Gewöhnliche Moschusschildkröte, Sternotherus odoratus, – © Hans-Jürgen Bidmon

Heiss - 2010 - 01

Heiss, E., N. Natchev, C. Beisser, P. Lemell & J. Weisgram (2010): The Fish in the Turtle: On the Functionality of the Oropharynx in the Common Musk Turtle Sternotherus odoratus (Chelonia, Kinosternidae) Concerning Feeding and Underwater Respiration. – The Anatomical Record 193(8): 1416-1424.
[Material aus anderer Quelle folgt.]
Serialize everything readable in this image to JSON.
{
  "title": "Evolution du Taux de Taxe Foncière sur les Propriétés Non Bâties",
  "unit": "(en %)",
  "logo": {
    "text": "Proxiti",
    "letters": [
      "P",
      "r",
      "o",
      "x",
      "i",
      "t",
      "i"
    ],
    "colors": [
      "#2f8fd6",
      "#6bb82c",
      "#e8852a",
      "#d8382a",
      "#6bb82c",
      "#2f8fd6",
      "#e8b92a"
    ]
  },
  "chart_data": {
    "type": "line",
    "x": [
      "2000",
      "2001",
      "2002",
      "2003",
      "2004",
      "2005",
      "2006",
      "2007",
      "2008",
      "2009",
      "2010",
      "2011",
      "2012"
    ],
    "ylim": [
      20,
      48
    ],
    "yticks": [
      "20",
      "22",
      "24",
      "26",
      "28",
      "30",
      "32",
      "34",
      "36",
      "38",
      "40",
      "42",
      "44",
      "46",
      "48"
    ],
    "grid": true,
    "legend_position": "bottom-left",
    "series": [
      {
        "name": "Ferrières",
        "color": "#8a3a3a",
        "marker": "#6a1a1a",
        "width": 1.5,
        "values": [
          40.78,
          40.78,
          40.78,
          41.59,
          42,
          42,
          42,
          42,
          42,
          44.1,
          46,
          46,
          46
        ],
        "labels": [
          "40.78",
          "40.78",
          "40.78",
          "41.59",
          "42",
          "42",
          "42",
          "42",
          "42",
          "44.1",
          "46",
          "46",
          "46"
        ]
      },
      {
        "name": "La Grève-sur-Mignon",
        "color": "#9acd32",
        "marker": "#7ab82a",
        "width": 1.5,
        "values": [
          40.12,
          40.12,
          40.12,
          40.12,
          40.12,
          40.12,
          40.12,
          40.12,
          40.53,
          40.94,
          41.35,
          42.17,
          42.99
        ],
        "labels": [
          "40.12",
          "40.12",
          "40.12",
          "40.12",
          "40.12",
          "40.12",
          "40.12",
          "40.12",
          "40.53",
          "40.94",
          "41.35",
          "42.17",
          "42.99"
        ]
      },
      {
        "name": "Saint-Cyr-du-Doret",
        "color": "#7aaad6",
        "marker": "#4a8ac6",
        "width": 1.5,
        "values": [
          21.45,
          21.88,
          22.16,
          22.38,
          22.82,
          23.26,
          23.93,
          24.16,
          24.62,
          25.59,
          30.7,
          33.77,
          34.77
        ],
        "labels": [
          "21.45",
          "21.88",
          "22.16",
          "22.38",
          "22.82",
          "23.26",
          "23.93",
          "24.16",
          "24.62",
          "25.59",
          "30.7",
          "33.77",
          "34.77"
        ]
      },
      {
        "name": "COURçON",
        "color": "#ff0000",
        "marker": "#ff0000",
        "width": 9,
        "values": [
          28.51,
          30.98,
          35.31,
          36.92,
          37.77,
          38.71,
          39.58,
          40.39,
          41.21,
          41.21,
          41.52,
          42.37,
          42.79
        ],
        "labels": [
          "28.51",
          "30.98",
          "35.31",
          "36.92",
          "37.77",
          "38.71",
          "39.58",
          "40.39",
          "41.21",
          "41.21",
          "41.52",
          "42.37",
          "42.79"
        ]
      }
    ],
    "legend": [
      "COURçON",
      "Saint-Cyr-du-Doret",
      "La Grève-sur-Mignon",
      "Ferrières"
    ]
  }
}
Der Fisch unter den Schildkröten: Über die Funktionalität des Oropharynx bei der gewöhnlichen Moschusschildkröte, Sternotherus odoratus (Chelonia, Kinosternidae) in Bezug auf die Nahrungsaufnahme und Unterwasseratmung.

DOI: 10.1002/ar.21185 ➚

Gewöhnliche Moschusschildkröte, Sternotherus odoratus, – © Hans-Jürgen Bidmon
Gewöhnliche Moschusschildkröte,
Sternotherus odoratus,
© Hans-Jürgen Bidmon

Bei Tetrapoden dienen die Mund-Rachenhöhle und deren anatomische Strukturen hauptsächlich – aber nicht nur – zur Aufnahme und zum Transport von Nahrung. In dieser Studie präsentieren wir Beweise für eine zweite Funktion des Oropharynx bei der nordamerikanischen gewöhnlichen Moschusschildkröte, Sternotherus odoratus, Kinosternidae: Aquatischer Gasaustausch. Unter der Anwendung von Hochgeschwindigkeitsvideoaufzeichnungen können wir zeigen, dass S. odoratus an Land Futter mit den Kiefern ergreifen kann, aber danach nicht in der Lage ist, dieses Futter unter Zuhilfenahme der Zunge in die Mundhöhle zu transportieren, wobei bei jedem Versuch an Land das Futter verloren wurde. Rasterelektronenmikroskopische und lichtmikroskopische Untersuchungen zeigten den Grund dafür, da die Zunge bei diesen Schildkröten nur schwach entwickelt ist. Obwohl die Zunge sehr klein und rudimentär ist, trägt sie verschiedene lappen-förmige Papillen, die man als eine Anpassung an eine terrestrische Nahrungsaufnahme fehl interpretieren könnte. Vergleichbare Papillen finden sich auch auf der gesamten Mund-Rachenschleimhaut. Letztere sind, wie die Lichtmikroskopie zeigt, sehr stark vaskularisiert (durchblutet) und spielen sehr wahrscheinlich eine wichtige Rolle für den aquatischen Gasaustausch (Unterwasseratmung). Diese Vaskularisierung der Mundhöhlenpapillen von S. odoratus verglichen wir dann mit jener bei Emys orbicularis, einer aquatischen Emydidae mit einer vergleichbaren Ökologie, die keine Unterwasseratmung zeigt. Oropharyngealpapillen, die zur Unterwasseratmung dienen, finden sich aber auch bei Weichschildkröten (Trionychidae), einer vermuteten Schwestergruppe der Kinosterniden. Diese Ausprägung stellt möglicherweise eine ursprüngliche Gemeinsamkeit für beide Gruppen dar, die ihnen Vorteile in den aquatischen Habitaten bietet, die sie besiedeln.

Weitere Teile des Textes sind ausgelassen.